There indeed was the house, on a low mound, which showed the marks of sacrilegious pick and shovel. The posts on which it stood were driven straight down into the hillock. But in reply to O'Hara's loud hail no answer came from that silent, apparently deserted dwelling.
O'Hara turned and, as if apologizing, said in a lower voice, but still loud enough for us to hear, "Sure, now, and he must be out somewhere."
Then he waited for us, and we gathered in a little group and looked at the wattled hut as if in apprehension, although of course there was no reason on earth why we should have been apprehensive.
"Well, gentlemen," said Arnold, very quietly, "why not go in?"
Not a man stirred.
O'Hara faced about with moodily clouded eyes. "Well, then," he gasped, "hewouldbuild it on the king's grave."
I am sure that my face, for one, told O'Hara that he only mystified me.
"Sure, and he was like others I've seen. More than once I warned him, but he didn't believe in nigger gods. He didn't believe in nigger gods, and he built the house on the king's grave! On the king's grave, mind you! He was that set and reckless."
"Gentlemen," said Arnold, again, very quietly, very precisely, "why not go in?"
All this time my uncle, as was his way except in those rare moments when he made a pitiful show of regaining his old peremptory manner, had been standing by in silence, looking from one to another of our company. But now he hesitantly spoke up.
"He has not been here for some time," he said.

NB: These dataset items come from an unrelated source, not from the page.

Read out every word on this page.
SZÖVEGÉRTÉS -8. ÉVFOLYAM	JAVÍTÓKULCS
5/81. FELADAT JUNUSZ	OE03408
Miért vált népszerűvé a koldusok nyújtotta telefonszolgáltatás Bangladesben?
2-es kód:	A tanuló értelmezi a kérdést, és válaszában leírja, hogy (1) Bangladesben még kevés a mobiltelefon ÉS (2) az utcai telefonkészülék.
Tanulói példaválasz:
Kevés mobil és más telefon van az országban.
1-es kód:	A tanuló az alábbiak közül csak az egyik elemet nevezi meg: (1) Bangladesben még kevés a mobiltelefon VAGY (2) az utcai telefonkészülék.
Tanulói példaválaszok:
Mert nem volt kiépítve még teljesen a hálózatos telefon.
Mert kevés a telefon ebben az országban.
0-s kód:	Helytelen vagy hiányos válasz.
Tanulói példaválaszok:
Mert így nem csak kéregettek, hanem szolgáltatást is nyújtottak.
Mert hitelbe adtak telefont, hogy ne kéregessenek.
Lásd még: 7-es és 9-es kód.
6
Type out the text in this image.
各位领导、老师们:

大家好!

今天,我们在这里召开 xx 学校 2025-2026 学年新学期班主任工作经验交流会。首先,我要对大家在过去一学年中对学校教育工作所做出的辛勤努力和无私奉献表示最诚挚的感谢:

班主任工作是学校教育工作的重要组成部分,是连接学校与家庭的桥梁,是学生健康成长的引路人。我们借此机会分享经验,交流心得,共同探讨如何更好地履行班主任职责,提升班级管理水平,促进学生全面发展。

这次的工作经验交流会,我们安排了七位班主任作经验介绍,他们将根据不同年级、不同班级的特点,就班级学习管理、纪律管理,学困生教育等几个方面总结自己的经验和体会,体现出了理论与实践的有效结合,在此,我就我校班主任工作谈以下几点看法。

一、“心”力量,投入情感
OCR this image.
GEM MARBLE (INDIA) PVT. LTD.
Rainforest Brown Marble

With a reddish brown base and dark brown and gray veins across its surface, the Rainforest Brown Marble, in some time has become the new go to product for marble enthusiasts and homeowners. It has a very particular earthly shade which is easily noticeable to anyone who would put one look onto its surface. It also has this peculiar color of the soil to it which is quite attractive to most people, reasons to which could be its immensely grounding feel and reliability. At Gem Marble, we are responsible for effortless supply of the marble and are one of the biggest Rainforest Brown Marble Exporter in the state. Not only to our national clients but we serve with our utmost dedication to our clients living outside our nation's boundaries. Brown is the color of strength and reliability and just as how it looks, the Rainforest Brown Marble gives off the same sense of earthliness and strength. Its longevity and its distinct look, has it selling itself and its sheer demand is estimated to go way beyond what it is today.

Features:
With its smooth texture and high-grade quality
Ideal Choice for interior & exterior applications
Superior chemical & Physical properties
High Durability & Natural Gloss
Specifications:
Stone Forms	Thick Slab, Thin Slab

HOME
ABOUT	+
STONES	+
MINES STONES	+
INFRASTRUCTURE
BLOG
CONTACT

Gleazen turned with a scornful grunt. "Much you know whether he has or not," he retorted.
"See!" My uncle pointed at the door. "Vines have grown across the top of it."
Gleazen softly swore, and Matterson said, "For once, Neil, he's right."
Why we had not noticed it before, I cannot say; probablywe were too much excited. But we all saw it now, and Gleazen, staring at the dark shadow of the leaves on the door, stepped back a pace.
"By Heaven," he whispered, "I don't like to go in."
"Gentlemen," said Arnold, speaking for the third time, ever quietly and precisely, "I am not afraid to go in."
When he boldly went up to the house ahead of us, we, ashamed to hang back, reluctantly followed.
To this day I can see him in every detail as he laid his hand on the latch. His blue coat, which fitted so snugly his tall, straight figure, seemed to draw from the warm sunlight a brighter, more intense hue. His black hair and white, handsome face stood out in bold relief against the dark door, and the green leaves drooped round him and formed a living frame.
Setting his shoulders against the door, he straightened his body and heaved mightily and broke the rusty latch. The hinges creaked loudly, the vine tore away, the door opened, and in we walked, to see the most dreadful sight my eyes have ever beheld.
There in a chair by the table sat a stark skeleton dressed in good sound clothes. The arms and skull lay on the table itself beside a great heap of those rough quartz-like stones,—I knew now well enough what they were,—and the bony fingers still held a pen, which rested on a sheet of yellow foolscap where a great brown blot marked the end of the last word that the man they called Bull had ever written. Between the ribs of the skeleton, through the good coat and into the back of the chair in such a way that it held the body in a sitting posture, stuck a long spear.
Of the seven of us who stared in horror at that terrible object, Matterson was the first to utter a word. His voice was singularly meditative, detached.
"He never knew—see!—it took him unawares."